PerceptionDLM：基于多模态扩散语言模型的并行区域感知

摘要

多模态大语言模型（MLLMs）在视觉理解任务中取得了显著进展。然而，现有的大多数MLLMs依赖于自回归生成方式，这限制了它们在需要为多个区域生成描述性标注的感知任务中的效率。在本工作中，我们提出了PerceptionDLM——一种针对高效并行区域感知优化的多模态扩散语言模型。基于PerceptionDLM-Base（一个在开源扩散MLLMs中达到最先进性能的强基线模型），我们的架构充分利用了扩散语言模型（DLMs）的并行解码特性。具体而言，我们引入了高效的提示机制和结构化注意力掩码，使得模型能够同时感知多个被掩码的区域，从而在序列级别和词元级别并行生成区域描述。与现有顺序处理区域的方法相比，这种设计显著提升了推理效率。为了系统评估DLMs视觉感知能力的并行性，我们通过将DLC-Bench扩展至每张图像包含多个区域掩码，构建了新的并行详细定位字幕基准（ParaDLC-Bench），实现了对字幕质量和推理效率的联合评估。实验表明，PerceptionDLM在保持区域字幕生成竞争性性能的同时，在多区域感知任务中实现了显著的速度提升。我们的结果凸显了多模态扩散语言模型在高效并行视觉感知方面的潜力。据我们所知，我们是首个利用扩散语言模型优势实现并行区域字幕生成与感知的工作。
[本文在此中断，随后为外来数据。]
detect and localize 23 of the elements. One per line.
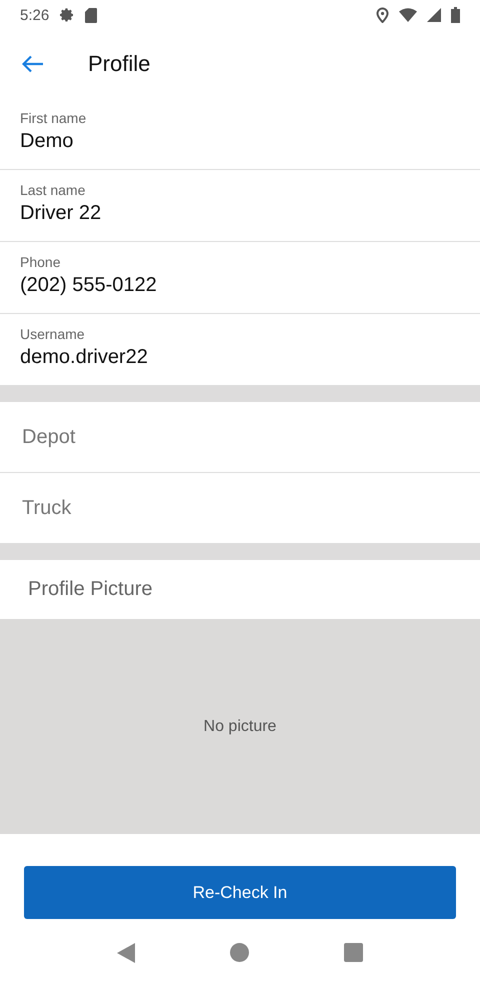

代码、模型和数据集均已开源。

English

Multimodal large language models (MLLMs) have achieved remarkable progress in visual understanding tasks. However, most existing MLLMs rely on autoregressive generation, which limits their efficiency for perception tasks that require captioning multiple regions. In this work, we propose PerceptionDLM, a multimodal diffusion language model optimized for efficient parallel region perception. Built upon PerceptionDLM-Base, a strong foundational baseline that achieves state-of-the-art performance among open-source diffusion MLLMs, our architecture fully leverages the parallel decoding nature of DLMs. Specifically, we introduce efficient prompting and structured attention masking to enable simultaneous perception of multiple masked regions, allowing the model to generate region descriptions in parallel at both the sequence and token levels. This design significantly improves inference efficiency compared with existing approaches that process regions sequentially. To systematically evaluate the parallelism property of visual perception capability for DLMs, we construct a new Parallel Detailed Localized Captioning Benchmark (ParaDLC-Bench) by scaling the DLC-Bench to include multiple region masks per image, enabling joint evaluation of both caption quality and inference efficiency. Experiments demonstrate that PerceptionDLM maintains competitive performance in region captioning while achieving substantial speed improvements for multi-region perception tasks. Our results highlight the potential of multimodal diffusion language models for efficient, parallel visual perception. To the best of our knowledge, we are the first to achieve parallel region caption and perception by leveraging the advantages of diffusion language models. Code, models, and datasets are released.